Духовные указывали и осуждали. Но не было образца, на который указывали, не было единой, благодеятельной, самодержавной Империи. Не бывало и людей, кто поступал бы по-писаному, даже когда сам творил писания к общему примеру. Из действительно сущего – из Империи, из людей – с помощью слов творили истинных ангелов: голова, крылья, руки, грудь, а прочего нет, прочее отсекается, как ненужное.
На них указывали, во имя их осуждали. Русь же, молясь по-новому, жила старым обычаем. Думала, что живет, и жила свободно, платя цену, называемую усобицами, беспорядком.

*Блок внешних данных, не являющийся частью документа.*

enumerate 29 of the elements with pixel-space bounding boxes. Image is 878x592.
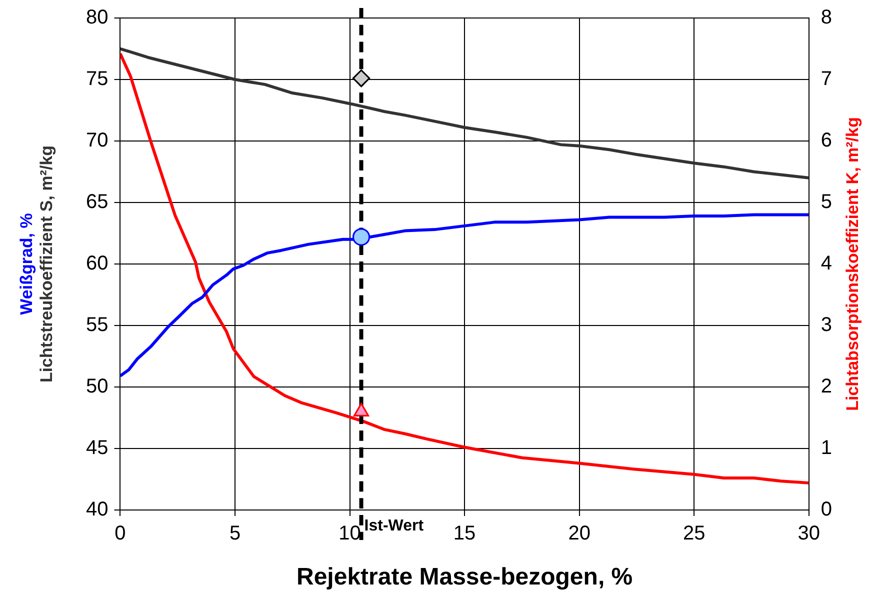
y-tick-label: 45	[86, 437, 108, 460]
ref-line-label: Ist-Wert	[364, 517, 424, 534]
x-tick-label: 25	[682, 522, 706, 545]
y2-tick-label: 8	[820, 6, 832, 29]
x-axis-title: Rejektrate Masse-bezogen, %	[296, 564, 633, 591]
x-tick-label: 15	[453, 522, 476, 545]
x-tick-label: 0	[114, 522, 126, 545]
y2-axis-title: Lichtabsorptionskoeffizient K, m²/kg	[843, 117, 862, 411]
y-tick-label: 40	[86, 498, 108, 521]
y-tick-label: 65	[86, 191, 108, 214]
y-tick-label: 50	[86, 376, 108, 398]
x-tick-label: 20	[568, 522, 590, 545]
y-axis-title: Weißgrad, % Lichtstreukoeffizient S, m²/kg	[17, 145, 56, 383]
y-tick-label: 60	[86, 252, 108, 275]
y2-tick-label: 5	[820, 191, 832, 214]
y2-tick-label: 0	[820, 498, 832, 521]
y2-tick-label: 4	[820, 252, 832, 275]
y-tick-label: 55	[86, 314, 108, 336]
y-tick-label: 80	[86, 6, 108, 29]
y2-tick-label: 1	[820, 437, 832, 460]
y2-tick-label: 2	[820, 376, 832, 398]
y-tick-label: 70	[86, 130, 108, 152]
x-tick-label: 10	[338, 522, 361, 545]
y-tick-label: 75	[86, 68, 108, 90]
y2-tick-label: 6	[820, 130, 832, 152]
x-tick-label: 30	[798, 522, 820, 545]
x-tick-label: 5	[229, 522, 241, 545]
y2-tick-label: 7	[820, 68, 832, 90]
y2-tick-label: 3	[820, 314, 832, 336]
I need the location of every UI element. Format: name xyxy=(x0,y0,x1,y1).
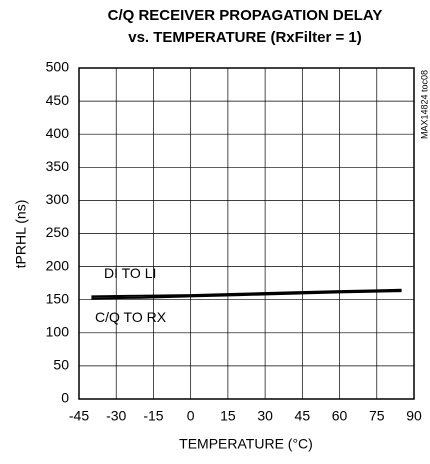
y-tick-label: 350 xyxy=(46,158,70,174)
y-tick-label: 0 xyxy=(61,390,69,406)
y-tick-label: 150 xyxy=(46,290,70,306)
series-line xyxy=(91,288,402,298)
y-axis-label: tPRHL (ns) xyxy=(13,200,29,269)
y-tick-label: 100 xyxy=(46,324,70,340)
y-tick-label: 200 xyxy=(46,257,70,273)
y-tick-label: 450 xyxy=(46,92,70,108)
note: MAX14824 toc08 xyxy=(419,70,429,139)
x-tick-label: -15 xyxy=(143,408,163,424)
chart-title: vs. TEMPERATURE (RxFilter = 1) xyxy=(128,29,362,46)
x-tick-label: 60 xyxy=(332,408,348,424)
series-label: C/Q TO RX xyxy=(95,309,167,325)
y-tick-label: 50 xyxy=(53,357,69,373)
x-tick-label: 90 xyxy=(406,408,422,424)
plot-frame xyxy=(78,67,415,400)
chart-title: C/Q RECEIVER PROPAGATION DELAY xyxy=(108,7,383,24)
x-tick-label: 0 xyxy=(187,408,195,424)
y-tick-label: 500 xyxy=(46,59,70,75)
y-tick-label: 250 xyxy=(46,224,70,240)
x-axis-label: TEMPERATURE (°C) xyxy=(179,436,313,452)
x-tick-label: -30 xyxy=(106,408,126,424)
x-tick-label: 15 xyxy=(220,408,236,424)
y-tick-label: 300 xyxy=(46,191,70,207)
y-tick-label: 400 xyxy=(46,125,70,141)
x-tick-label: 30 xyxy=(257,408,273,424)
x-tick-label: 45 xyxy=(295,408,311,424)
x-tick-label: -45 xyxy=(69,408,89,424)
series-line xyxy=(91,290,402,300)
x-tick-label: 75 xyxy=(369,408,385,424)
series-label: DI TO LI xyxy=(104,265,156,281)
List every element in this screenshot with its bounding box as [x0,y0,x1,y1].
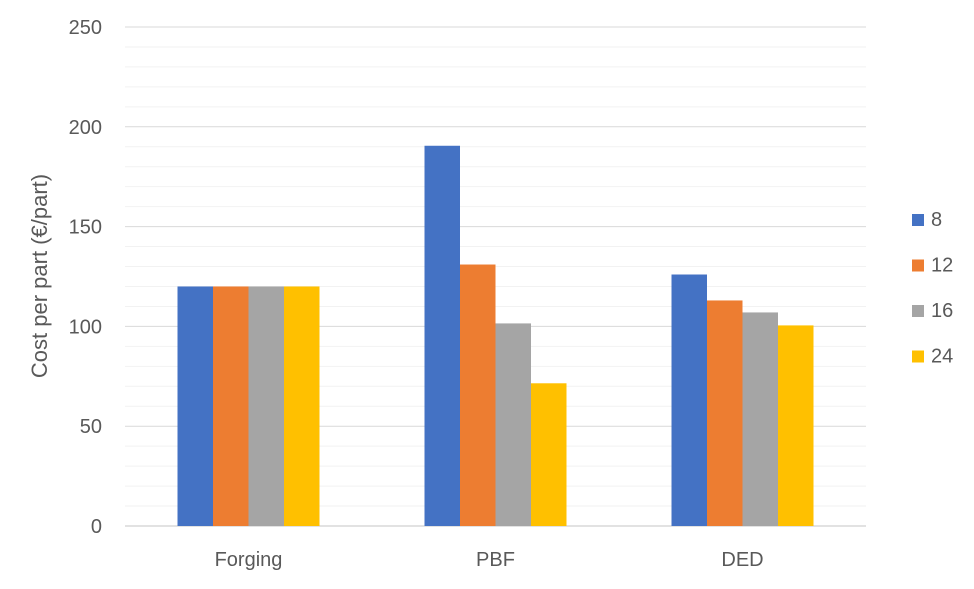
bar-pbf-12 [460,264,496,526]
bar-ded-16 [742,312,778,526]
x-tick-label: PBF [476,549,515,571]
legend-label: 12 [931,255,953,277]
bars [177,145,814,526]
legend-label: 24 [931,346,953,368]
legend-swatch [912,305,924,317]
legend-swatch [912,259,924,272]
bar-forging-8 [177,286,213,526]
legend-label: 16 [931,300,953,322]
bar-pbf-24 [531,383,567,526]
bar-ded-24 [778,325,814,526]
y-tick-label: 0 [91,516,102,538]
y-tick-label: 50 [80,416,102,438]
bar-ded-12 [707,300,743,526]
bar-forging-16 [248,286,284,526]
y-tick-label: 200 [69,117,102,139]
bar-pbf-16 [495,323,531,526]
legend-label: 8 [931,209,942,231]
legend-swatch [912,214,924,226]
bar-ded-8 [671,274,707,526]
bar-forging-12 [213,286,249,526]
x-tick-label: Forging [215,549,283,571]
legend: 8 12 16 24 [912,209,953,368]
y-tick-label: 150 [69,217,102,239]
y-axis-title: Cost per part (€/part) [27,174,52,378]
labels: Cost per part (€/part) 0 50 100 150 200 250 Fo… [27,17,764,571]
y-tick-label: 100 [69,316,102,338]
legend-swatch [912,350,924,363]
bar-pbf-8 [424,145,460,526]
bar-forging-24 [284,286,320,526]
y-tick-label: 250 [69,17,102,39]
x-tick-label: DED [721,549,763,571]
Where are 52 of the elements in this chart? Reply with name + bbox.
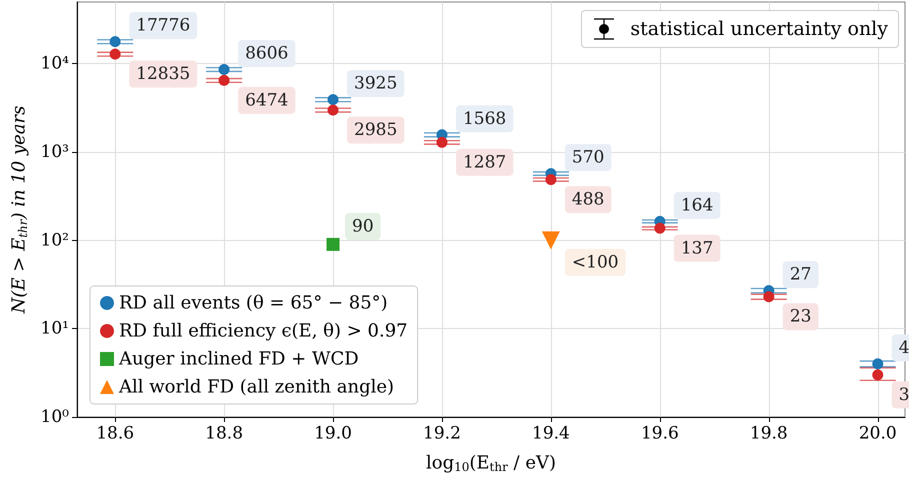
data-label: 164 — [680, 195, 714, 216]
data-label: 488 — [572, 190, 604, 210]
legend-label: RD full efficiency ϵ(E, θ) > 0.97 — [119, 320, 408, 342]
legend-label: All world FD (all zenith angle) — [118, 376, 394, 398]
legend-label: Auger inclined FD + WCD — [118, 348, 359, 370]
point — [436, 136, 448, 148]
data-label: 2985 — [354, 120, 398, 140]
x-tick-label: 18.6 — [96, 424, 134, 444]
point — [110, 36, 121, 48]
point — [328, 94, 339, 106]
data-label: 6474 — [245, 90, 288, 110]
x-axis-title: log10(Ethr / eV) — [426, 452, 556, 474]
x-tick-label: 19.2 — [423, 424, 461, 444]
point — [545, 174, 556, 186]
point — [654, 222, 666, 234]
point — [326, 238, 340, 251]
data-label: 1568 — [462, 108, 506, 129]
annotation: statistical uncertainty only — [630, 18, 888, 40]
x-tick-label: 18.8 — [205, 424, 244, 444]
y-tick-label: 10⁴ — [40, 54, 70, 74]
data-label: 27 — [790, 264, 812, 285]
data-label: 4 — [898, 338, 909, 358]
data-label: 137 — [680, 238, 714, 258]
y-tick-label: 10⁰ — [40, 407, 70, 427]
x-tick-label: 19.4 — [532, 424, 570, 444]
data-label: 8606 — [245, 43, 288, 64]
data-label: <100 — [572, 252, 619, 272]
data-label: 3 — [898, 384, 909, 405]
legend-label: RD all events (θ = 65° − 85°) — [119, 292, 388, 314]
point — [763, 291, 774, 302]
point — [110, 48, 121, 60]
x-tick-label: 19.0 — [314, 424, 352, 444]
x-tick-label: 19.6 — [640, 424, 679, 444]
data-label: 570 — [572, 148, 604, 168]
point — [542, 231, 560, 250]
data-label: 17776 — [136, 16, 190, 36]
point — [218, 64, 230, 75]
point — [872, 369, 884, 380]
data-label: 1287 — [462, 152, 506, 172]
point — [872, 358, 884, 370]
y-tick-label: 10³ — [40, 142, 69, 162]
point — [218, 74, 230, 86]
data-label: 23 — [790, 306, 812, 327]
data-label: 3925 — [354, 74, 398, 94]
y-tick-label: 10¹ — [40, 318, 69, 339]
y-axis-title: N(E > Ethr) in 10 years — [8, 106, 30, 314]
y-tick-label: 10² — [40, 230, 69, 250]
point — [328, 104, 339, 116]
data-label: 12835 — [136, 64, 190, 84]
data-label: 90 — [352, 216, 374, 236]
x-tick-label: 20.0 — [858, 424, 897, 444]
x-tick-label: 19.8 — [750, 424, 788, 444]
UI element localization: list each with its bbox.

В свободе трудно держаться порядка.
Как только не определяли человека в отличие от других живых существ! И двуногое без перьев, и общественное животное, и разумнейшее во всем мире существо среди других… Кем бы ни назвать человека, есть у него одно поистине дивное чувство: уметь видеть то, чего нет, и не видеть того, что есть.
Расписывая стенной живописью киевский храм Софии Премудрости, живописец Алимпий, известный мастер, разговаривал с Никифором, начинающим мастером, недавним своим учеником.
– Ты, Никифор, тайну ищешь в живописи, – говорил Алимпий. – Подумай: собака, лошадь, кошка, как ни умны, но не видят ни нарисованного, ни изваянного. Глаз же у них куда зорче, острей людского. А человек видит. У человека глаз добавляет свое к нарисованному. Вот тебе и вся тайна. Мы ко всему прибавляем свое и говорим: знаем истину. Однако же каждый знает истину, но – свою.
– Не богохульство ли? – робко спросил Никифор. – Этак можно дойти до отрицания веры.
– Да я не о вере, о людях, – засмеялся Алимпий. – Лики Хряста, богоматери, святых пишут на иконах по-разному. Ты против этого не можешь спорить. Найди, вырази по-своему образ – вот и открыл тайну. Поверят тебе, в нарисованное тобой, люди – ты мастер.